Jay then thanked Ryu for all the information and offered to help him clean their table. Ryu waved him away. Dojo courteously hopped off as Ryu swept up the three beverages in his arms. Dojo held a long stretch and then meandered about, waiting for his subordinate to wrap up the investigation.

“Alright then,” Jay said. He walked over to the entrance and opened the door for Dojo to leave. “Good luck with your baby tonight.”

Outside, Jay reviewed his written notes under the dim lighting of a nearby lamp post. There was a lot to take in. To remind himself, Jay circled the most important details with a red pen. These were the remarks in Ryu’s testimony that had not caught Jay’s attention, but Dojo’s.

There were a handful of moments during Ryu's statements where Dojo would raise his paws to lick at them. Each time, it was when Ryu had mentioned something about his brother, William Fukuyama. Dojo’s cues were not always obvious, and Jay never knew what exactly to make of them. Sometimes, he would play around with a pen on the table. Other times he would wag his tail, or he would simply incessantly hiss. Now it was time to add grooming the fur on his paws to the list. 

Either way, something was off about Ryu’s statements about his brother. Somewhere in his head, Dojo knew what it was. 
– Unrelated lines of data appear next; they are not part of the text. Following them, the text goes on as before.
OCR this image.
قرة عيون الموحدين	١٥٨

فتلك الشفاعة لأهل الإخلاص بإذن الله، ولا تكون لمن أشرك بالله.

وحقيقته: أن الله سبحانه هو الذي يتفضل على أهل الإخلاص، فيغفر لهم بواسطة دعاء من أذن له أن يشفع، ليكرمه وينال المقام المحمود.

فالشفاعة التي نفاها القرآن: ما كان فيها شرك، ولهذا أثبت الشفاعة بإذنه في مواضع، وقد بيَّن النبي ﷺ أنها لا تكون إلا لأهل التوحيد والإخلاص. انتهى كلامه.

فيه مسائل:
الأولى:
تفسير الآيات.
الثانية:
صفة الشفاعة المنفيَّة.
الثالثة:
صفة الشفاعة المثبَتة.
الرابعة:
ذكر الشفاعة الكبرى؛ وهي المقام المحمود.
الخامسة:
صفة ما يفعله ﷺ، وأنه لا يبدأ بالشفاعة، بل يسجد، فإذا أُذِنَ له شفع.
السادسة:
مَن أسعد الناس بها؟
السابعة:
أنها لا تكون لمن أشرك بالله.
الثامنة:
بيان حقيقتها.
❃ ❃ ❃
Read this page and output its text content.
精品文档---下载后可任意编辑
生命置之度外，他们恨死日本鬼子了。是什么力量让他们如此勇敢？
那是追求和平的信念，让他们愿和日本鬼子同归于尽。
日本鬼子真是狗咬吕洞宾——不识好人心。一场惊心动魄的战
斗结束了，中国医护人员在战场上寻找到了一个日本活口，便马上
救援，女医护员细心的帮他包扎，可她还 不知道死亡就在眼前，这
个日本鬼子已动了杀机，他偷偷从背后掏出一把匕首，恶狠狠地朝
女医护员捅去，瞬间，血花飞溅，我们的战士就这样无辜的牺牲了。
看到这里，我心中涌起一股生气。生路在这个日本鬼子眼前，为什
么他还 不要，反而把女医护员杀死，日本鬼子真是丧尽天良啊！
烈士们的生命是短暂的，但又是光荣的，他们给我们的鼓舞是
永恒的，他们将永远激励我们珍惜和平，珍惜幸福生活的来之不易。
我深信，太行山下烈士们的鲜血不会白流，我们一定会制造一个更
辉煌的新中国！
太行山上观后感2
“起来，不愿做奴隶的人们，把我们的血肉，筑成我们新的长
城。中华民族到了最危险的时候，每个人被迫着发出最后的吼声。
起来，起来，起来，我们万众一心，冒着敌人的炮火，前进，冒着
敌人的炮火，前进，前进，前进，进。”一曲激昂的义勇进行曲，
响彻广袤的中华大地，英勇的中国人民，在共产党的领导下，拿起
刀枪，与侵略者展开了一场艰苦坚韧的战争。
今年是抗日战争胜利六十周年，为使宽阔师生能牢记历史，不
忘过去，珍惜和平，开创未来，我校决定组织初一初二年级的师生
The Norwegian forest cat cuddled up at Jay’s feet, and the detective could feel why. Even with his thick outfit, the winter air had penetrated his clothes, sending chills down his legs and up his back. The high rises up and down the street formed an artificial wind tunnel and intensified the strength of the gusts. Dojo whined. He clearly had enough of the cold.

“Yeah, I agree, buddy,” Jay picked Dojo up and began walking back to his sedan. “Now let’s go visit your mom.”